The boy -- Christopher House; His sister -- Karen duPlessis; A boy who loves him -- Graham McKelvie; A girl who loves him -- Suzette Sherman; The school hero -- Michael Sean Marye; An angel -- Bill Coleman; Girls -- Kate Alton, Miriane Braaf, Monica Burr, Rosemary James, Coralee (McLaren) Moen, Laurence Lemieux; Boys -- Bill Coleman, Pascal Desrosiers, Crispin Redhead

Program Note

Have adults forgotten how corrupted -- that is, incited and aroused -- by the sex impulse they themselves were as children? Have they forgotten how the frightful passion burned and tortured them while they were all children? I have not forgotten for I suffered terribly under it.

-- Egon Schiele, Prison Diary, 1912

The actual tragedies of life bear no relation to one's preconceived ideas. In the event, one is always bewildered by their simplicity, their grandeur of design, and by that element of the bizarre which seems inherent in them.

-- Jean Cocteau, Les Enfants Terribles, 1929

A Melodrama in 12 Moving Parts:

(1) Brother, sister, angel; (2) School hero; (3) Girls dance; (4) A scene in a schoolyard; (5) Three children witness love as an ideal; (6) Night scene; (7) Games; (8) Three mirrors; (9) The wall -- labyrinth; (10) Dance hall; (11) Midnight; (12) The path of flowers.

Interview with David Earle, November 4, 2002

Dreamsend was my effort to pay homage to Les Enfants Terribles, a book that gave me permission to be myself when I was sixteen. After reading the book I turned in a new direction and have stayed on that course for the rest of my life.

The tragic deaths of Julien and Marguerite de Ravalet, brother and sister executed for their love in the sixteenth century, inspired me to create a story about a brother and sister who were in love and have a guardian angel with whom they play. At school, the boy has an infatuation with a school hero and, bullied for his puny size, he experiences violence because of his sensitivity. The brother and sister go to the city where the tragic and discarded city people find the siblings' love ridiculous and destroy them -- stripping and killing them. It ends in a mock funeral. Shrouded in black veils, the people who refused to accept them in life offer the brother and sister flowers as they pass with their angel, but they are oblivious to anything except the path they are on. I started at least three new pieces and got lost before I started Dreamsend. It was a nightmare time when Toronto Dance Theatre was divided in two and I had to prove my worth moment by moment as all the people I loved and had brought into the company vacillated from side to side, depending where the power was. I was artistic director then, but close at my heels were the hounds of fate. So it took an awful lot of nerve to create under those circumstances but I did press the piece through.
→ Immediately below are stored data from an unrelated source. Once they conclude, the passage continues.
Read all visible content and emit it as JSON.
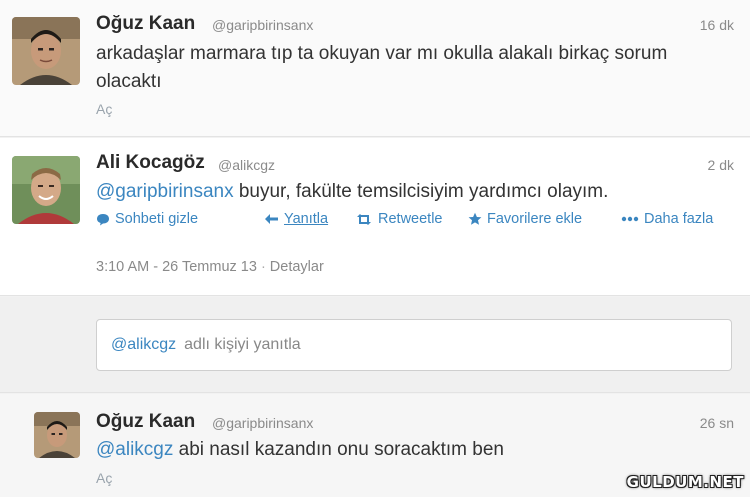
{
  "tweets": [
    {
      "author": "Oğuz Kaan",
      "handle": "@garipbirinsanx",
      "time": "16 dk",
      "text": "arkadaşlar marmara tıp ta okuyan var mı okulla alakalı birkaç sorum olacaktı",
      "expand": "Aç"
    },
    {
      "author": "Ali Kocagöz",
      "handle": "@alikcgz",
      "time": "2 dk",
      "mention": "@garipbirinsanx",
      "text": " buyur, fakülte temsilcisiyim yardımcı olayım.",
      "actions": {
        "hide": "Sohbeti gizle",
        "reply": "Yanıtla",
        "retweet": "Retweetle",
        "favorite": "Favorilere ekle",
        "more": "Daha fazla"
      },
      "timestamp": "3:10 AM - 26 Temmuz 13",
      "details": "Detaylar"
    },
    {
      "author": "Oğuz Kaan",
      "handle": "@garipbirinsanx",
      "time": "26 sn",
      "mention": "@alikcgz",
      "text": " abi nasıl kazandın onu soracaktım ben",
      "expand": "Aç"
    }
  ],
  "reply_box": {
    "mention": "@alikcgz",
    "placeholder": "adlı kişiyi yanıtla"
  },
  "watermark": "GULDUM.NET",
  "colors": {
    "link": "#3b86c0",
    "muted": "#8a8a8a"
  }
}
Michael Sean Marye, who played the school hero, is probably the best male dancer I have ever seen anywhere in the world on any stage with any company and yet he is still unrecognized. How does the artist get through the net to find the public, I wonder? Christopher House is also one of the great dancers of this country. Lar Lubovitch was the initial inspiration for Christopher's choreography and the fact that Christopher brought that element -- with its wonderful freedom and ease of movement -- into the studio affected me and my choreography -- as does everything around me. When Christopher and I lived together we exchanged thoughts and ideas and unconsciously played a part in each others' creations.